Ripple broke below its short-term consolidation pattern to signal that a continuation of the longer-term slide is due. Price is trading inside a descending channel visible on the 4-hour chart and has just tumbled below the mid-channel area of interest.
The 100 SMA is below the longer-term 200 SMA to indicate that the path of least resistance is to the downside. In other words, the selloff is more likely to gain traction than to reverse. The 100 SMA also held as dynamic resistance on the latest test and the 200 SMA could serve an additional upside barrier as well.
Price could be on track towards slumping to the very bottom of the channel at 0.2000. However, stochastic is pulling out of the oversold region to signal that buyers are about to return. In that case, a pullback to the nearby resistance levels could be seen. RSI is also turning higher after indicating exhaustion among sellers.

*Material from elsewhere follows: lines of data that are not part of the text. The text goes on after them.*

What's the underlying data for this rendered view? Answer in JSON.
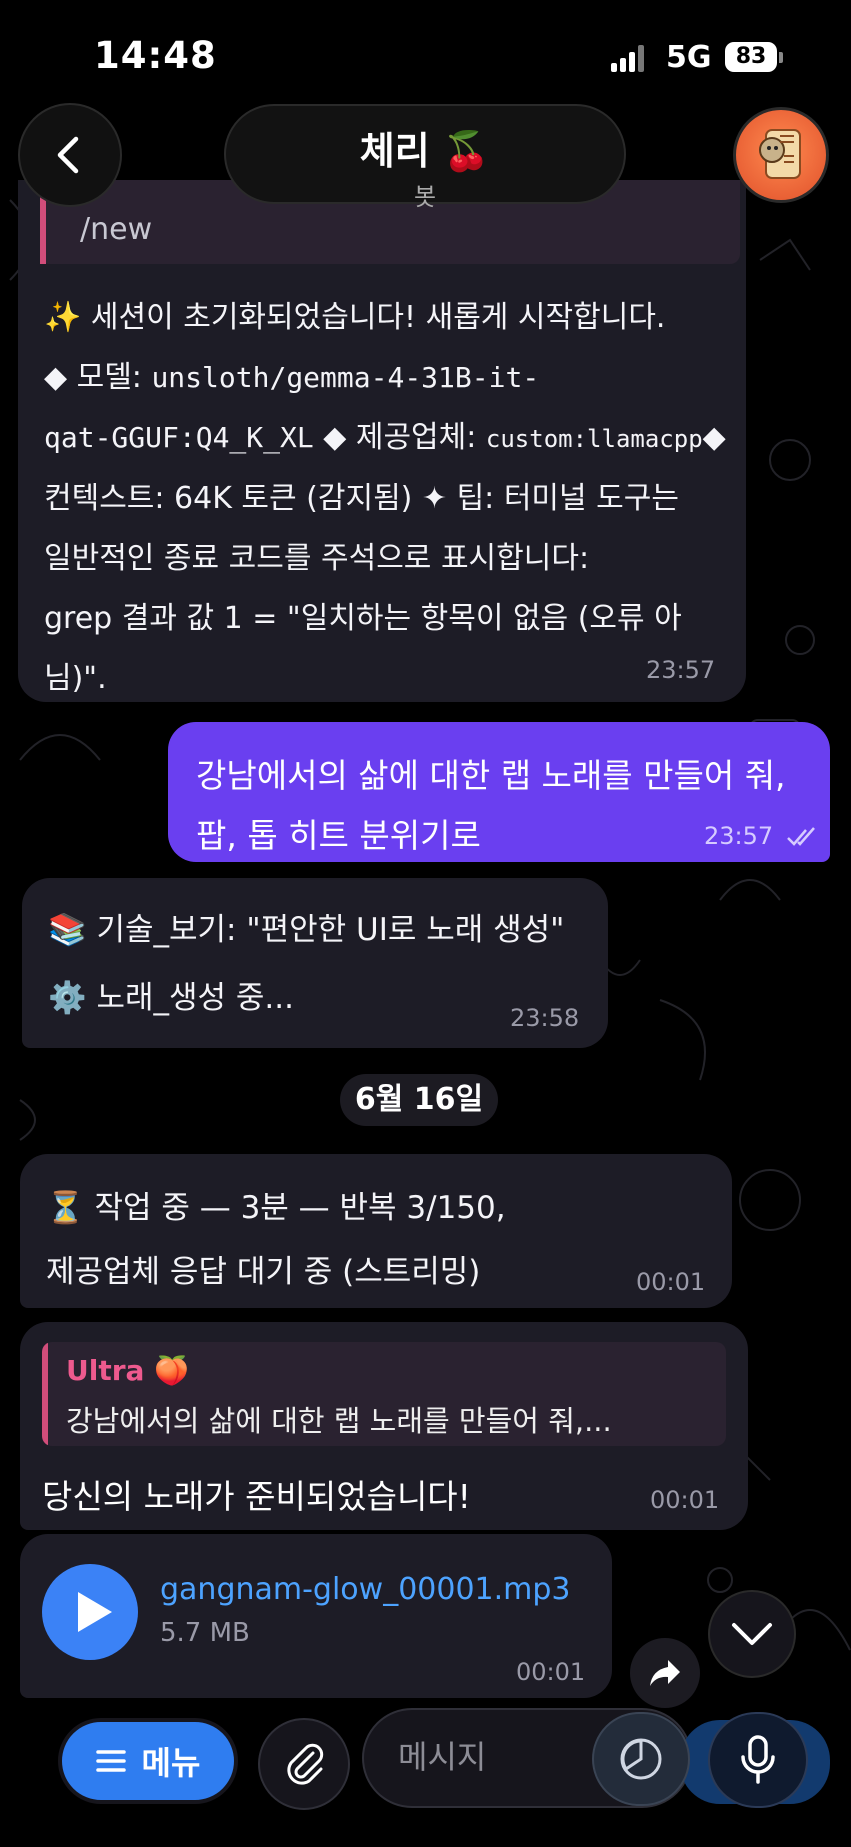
{
  "status_bar": {
    "time": "14:48",
    "network": "5G",
    "battery": "83"
  },
  "header": {
    "title": "체리 🍒",
    "subtitle": "봇"
  },
  "messages": [
    {
      "direction": "in",
      "quote": "/new",
      "lines": [
        "✨ 세션이 초기화되었습니다! 새롭게 시작합니다.",
        "◆ 모델: ",
        "unsloth/gemma-4-31B-it-",
        "qat-GGUF:Q4_K_XL",
        " ◆ 제공업체: ",
        "custom:llamacpp",
        "◆",
        "컨텍스트: 64K 토큰 (감지됨) ✦ 팁: 터미널 도구는",
        "일반적인 종료 코드를 주석으로 표시합니다:",
        "grep 결과 값 1 = \"일치하는 항목이 없음 (오류 아님)\"."
      ],
      "time": "23:57"
    },
    {
      "direction": "out",
      "text": "강남에서의 삶에 대한 랩 노래를 만들어 줘, 팝, 톱 히트 분위기로",
      "time": "23:57"
    },
    {
      "direction": "in",
      "line1": "📚 기술_보기: \"편안한 UI로 노래 생성\"",
      "line2": "⚙️ 노래_생성 중...",
      "time": "23:58"
    },
    {
      "direction": "in",
      "line1": "⏳ 작업 중 — 3분 — 반복 3/150,",
      "line2": "제공업체 응답 대기 중 (스트리밍)",
      "time": "00:01"
    },
    {
      "direction": "in",
      "reply_author": "Ultra 🍑",
      "reply_text": "강남에서의 삶에 대한 랩 노래를 만들어 줘,...",
      "text": "당신의 노래가 준비되었습니다!",
      "time": "00:01"
    },
    {
      "direction": "in",
      "file_name": "gangnam-glow_00001.mp3",
      "file_size": "5.7 MB",
      "time": "00:01"
    }
  ],
  "date_separator": "6월 16일",
  "composer": {
    "menu_label": "메뉴",
    "placeholder": "메시지"
  },
  "colors": {
    "accent": "#6a3ff0",
    "link": "#4da3ff",
    "menu": "#2f7df0",
    "quote_bar": "#d14d7a"
  },
  "icons": [
    "back-icon",
    "avatar-icon",
    "play-icon",
    "share-icon",
    "chevron-down-icon",
    "menu-icon",
    "paperclip-icon",
    "timer-icon",
    "microphone-icon",
    "double-check-icon"
  ]
}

Cryptocurrencies have mostly been in selloff mode so far this week, and this is being blamed on the rise in stablecoin Tether that weighed on the negatively correlated bitcoin. From there, it spread to most of the altcoins, although some like Tron have been able to benefit from its own developments.

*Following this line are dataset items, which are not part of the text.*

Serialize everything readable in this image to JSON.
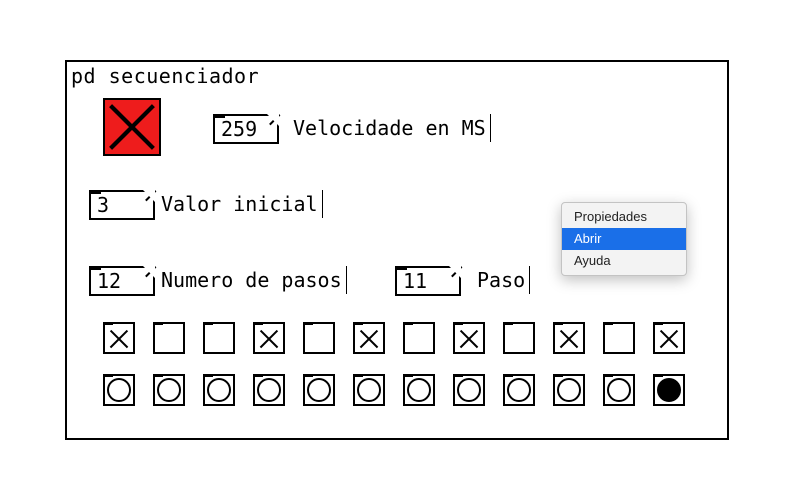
{
  "title": "pd secuenciador",
  "toggle_main": {
    "on": true,
    "bg": "#ee1c1c"
  },
  "speed_ms": {
    "value": "259",
    "label": "Velocidade en MS"
  },
  "init_value": {
    "value": "3",
    "label": "Valor inicial"
  },
  "num_steps": {
    "value": "12",
    "label": "Numero de pasos"
  },
  "current_step": {
    "value": "11",
    "label": "Paso"
  },
  "steps_on": [
    true,
    false,
    false,
    true,
    false,
    true,
    false,
    true,
    false,
    true,
    false,
    true
  ],
  "bangs_fired": [
    false,
    false,
    false,
    false,
    false,
    false,
    false,
    false,
    false,
    false,
    false,
    true
  ],
  "context_menu": {
    "items": [
      "Propiedades",
      "Abrir",
      "Ayuda"
    ],
    "selected_index": 1
  }
}
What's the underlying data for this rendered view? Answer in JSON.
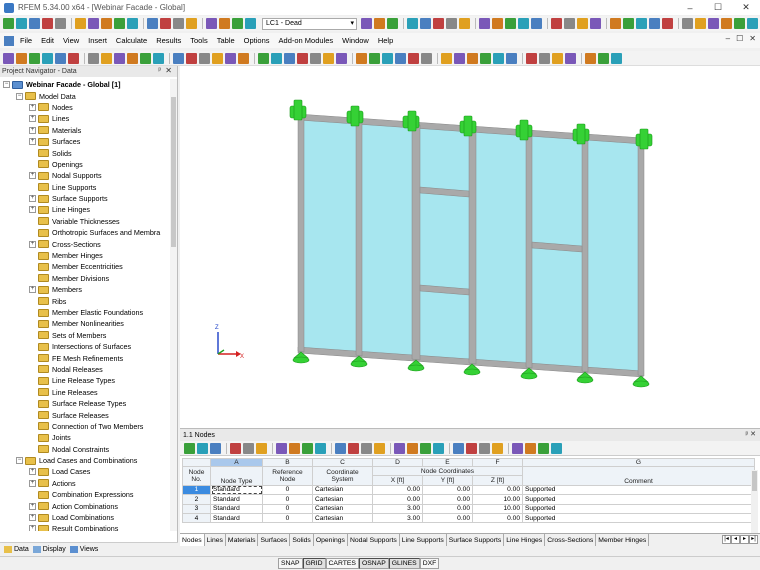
{
  "window": {
    "title": "RFEM 5.34.00 x64 - [Webinar Facade - Global]",
    "controls": [
      "–",
      "☐",
      "✕"
    ]
  },
  "load_case": {
    "selected": "LC1 - Dead"
  },
  "menu": {
    "items": [
      "File",
      "Edit",
      "View",
      "Insert",
      "Calculate",
      "Results",
      "Tools",
      "Table",
      "Options",
      "Add-on Modules",
      "Window",
      "Help"
    ],
    "mdi_controls": [
      "–",
      "☐",
      "✕"
    ]
  },
  "navigator": {
    "title": "Project Navigator - Data",
    "pin": "ᵖ",
    "close": "✕",
    "tree": [
      {
        "level": 0,
        "exp": "−",
        "label": "Webinar Facade - Global [1]",
        "bold": true,
        "icon": "blue"
      },
      {
        "level": 1,
        "exp": "−",
        "label": "Model Data"
      },
      {
        "level": 2,
        "exp": "+",
        "label": "Nodes"
      },
      {
        "level": 2,
        "exp": "+",
        "label": "Lines"
      },
      {
        "level": 2,
        "exp": "+",
        "label": "Materials"
      },
      {
        "level": 2,
        "exp": "+",
        "label": "Surfaces"
      },
      {
        "level": 2,
        "exp": "",
        "label": "Solids"
      },
      {
        "level": 2,
        "exp": "",
        "label": "Openings"
      },
      {
        "level": 2,
        "exp": "+",
        "label": "Nodal Supports"
      },
      {
        "level": 2,
        "exp": "",
        "label": "Line Supports"
      },
      {
        "level": 2,
        "exp": "+",
        "label": "Surface Supports"
      },
      {
        "level": 2,
        "exp": "+",
        "label": "Line Hinges"
      },
      {
        "level": 2,
        "exp": "",
        "label": "Variable Thicknesses"
      },
      {
        "level": 2,
        "exp": "",
        "label": "Orthotropic Surfaces and Membra"
      },
      {
        "level": 2,
        "exp": "+",
        "label": "Cross-Sections"
      },
      {
        "level": 2,
        "exp": "",
        "label": "Member Hinges"
      },
      {
        "level": 2,
        "exp": "",
        "label": "Member Eccentricities"
      },
      {
        "level": 2,
        "exp": "",
        "label": "Member Divisions"
      },
      {
        "level": 2,
        "exp": "+",
        "label": "Members"
      },
      {
        "level": 2,
        "exp": "",
        "label": "Ribs"
      },
      {
        "level": 2,
        "exp": "",
        "label": "Member Elastic Foundations"
      },
      {
        "level": 2,
        "exp": "",
        "label": "Member Nonlinearities"
      },
      {
        "level": 2,
        "exp": "",
        "label": "Sets of Members"
      },
      {
        "level": 2,
        "exp": "",
        "label": "Intersections of Surfaces"
      },
      {
        "level": 2,
        "exp": "",
        "label": "FE Mesh Refinements"
      },
      {
        "level": 2,
        "exp": "",
        "label": "Nodal Releases"
      },
      {
        "level": 2,
        "exp": "",
        "label": "Line Release Types"
      },
      {
        "level": 2,
        "exp": "",
        "label": "Line Releases"
      },
      {
        "level": 2,
        "exp": "",
        "label": "Surface Release Types"
      },
      {
        "level": 2,
        "exp": "",
        "label": "Surface Releases"
      },
      {
        "level": 2,
        "exp": "",
        "label": "Connection of Two Members"
      },
      {
        "level": 2,
        "exp": "",
        "label": "Joints"
      },
      {
        "level": 2,
        "exp": "",
        "label": "Nodal Constraints"
      },
      {
        "level": 1,
        "exp": "−",
        "label": "Load Cases and Combinations"
      },
      {
        "level": 2,
        "exp": "+",
        "label": "Load Cases"
      },
      {
        "level": 2,
        "exp": "+",
        "label": "Actions"
      },
      {
        "level": 2,
        "exp": "",
        "label": "Combination Expressions"
      },
      {
        "level": 2,
        "exp": "+",
        "label": "Action Combinations"
      },
      {
        "level": 2,
        "exp": "+",
        "label": "Load Combinations"
      },
      {
        "level": 2,
        "exp": "+",
        "label": "Result Combinations"
      }
    ],
    "tabs": [
      "Data",
      "Display",
      "Views"
    ]
  },
  "viewport": {
    "axis_labels": {
      "z": "Z",
      "x": "X"
    }
  },
  "table": {
    "title": "1.1 Nodes",
    "title_controls": "ᵖ ✕",
    "col_letters": [
      "A",
      "B",
      "C",
      "D",
      "E",
      "F",
      "G"
    ],
    "row_header": "Node No.",
    "headers": {
      "node_type": "Node Type",
      "ref_node": "Reference Node",
      "coord_sys": "Coordinate System",
      "coords_group": "Node Coordinates",
      "x": "X [ft]",
      "y": "Y [ft]",
      "z": "Z [ft]",
      "comment": "Comment"
    },
    "rows": [
      {
        "no": "1",
        "type": "Standard",
        "ref": "0",
        "sys": "Cartesian",
        "x": "0.00",
        "y": "0.00",
        "z": "0.00",
        "comment": "Supported"
      },
      {
        "no": "2",
        "type": "Standard",
        "ref": "0",
        "sys": "Cartesian",
        "x": "0.00",
        "y": "0.00",
        "z": "10.00",
        "comment": "Supported"
      },
      {
        "no": "3",
        "type": "Standard",
        "ref": "0",
        "sys": "Cartesian",
        "x": "3.00",
        "y": "0.00",
        "z": "10.00",
        "comment": "Supported"
      },
      {
        "no": "4",
        "type": "Standard",
        "ref": "0",
        "sys": "Cartesian",
        "x": "3.00",
        "y": "0.00",
        "z": "0.00",
        "comment": "Supported"
      }
    ],
    "sheet_tabs": [
      "Nodes",
      "Lines",
      "Materials",
      "Surfaces",
      "Solids",
      "Openings",
      "Nodal Supports",
      "Line Supports",
      "Surface Supports",
      "Line Hinges",
      "Cross-Sections",
      "Member Hinges"
    ],
    "sheet_nav": [
      "|◂",
      "◂",
      "▸",
      "▸|"
    ]
  },
  "statusbar": {
    "toggles": [
      "SNAP",
      "GRID",
      "CARTES",
      "OSNAP",
      "GLINES",
      "DXF"
    ]
  },
  "colors": {
    "surface": "#a7e6ef",
    "member": "#a9a9a9",
    "support": "#35d135",
    "accent": "#3b8be0"
  }
}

It’s not surprising that naysayers are piling on negative commentary with this massive selloff, further exacerbating the bearish pressure on Ripple and its peers. So far there have been no major positive updates to stem these losses or sustain any bounces.
The GTI VERA Convergence Divergence Technical Indicator shows bitcoin has now entered a new selling trend once more, and this was seen as a reliable predictor of the November selloff that happened across the board and wiped out massive amounts in the cryptocurrency market.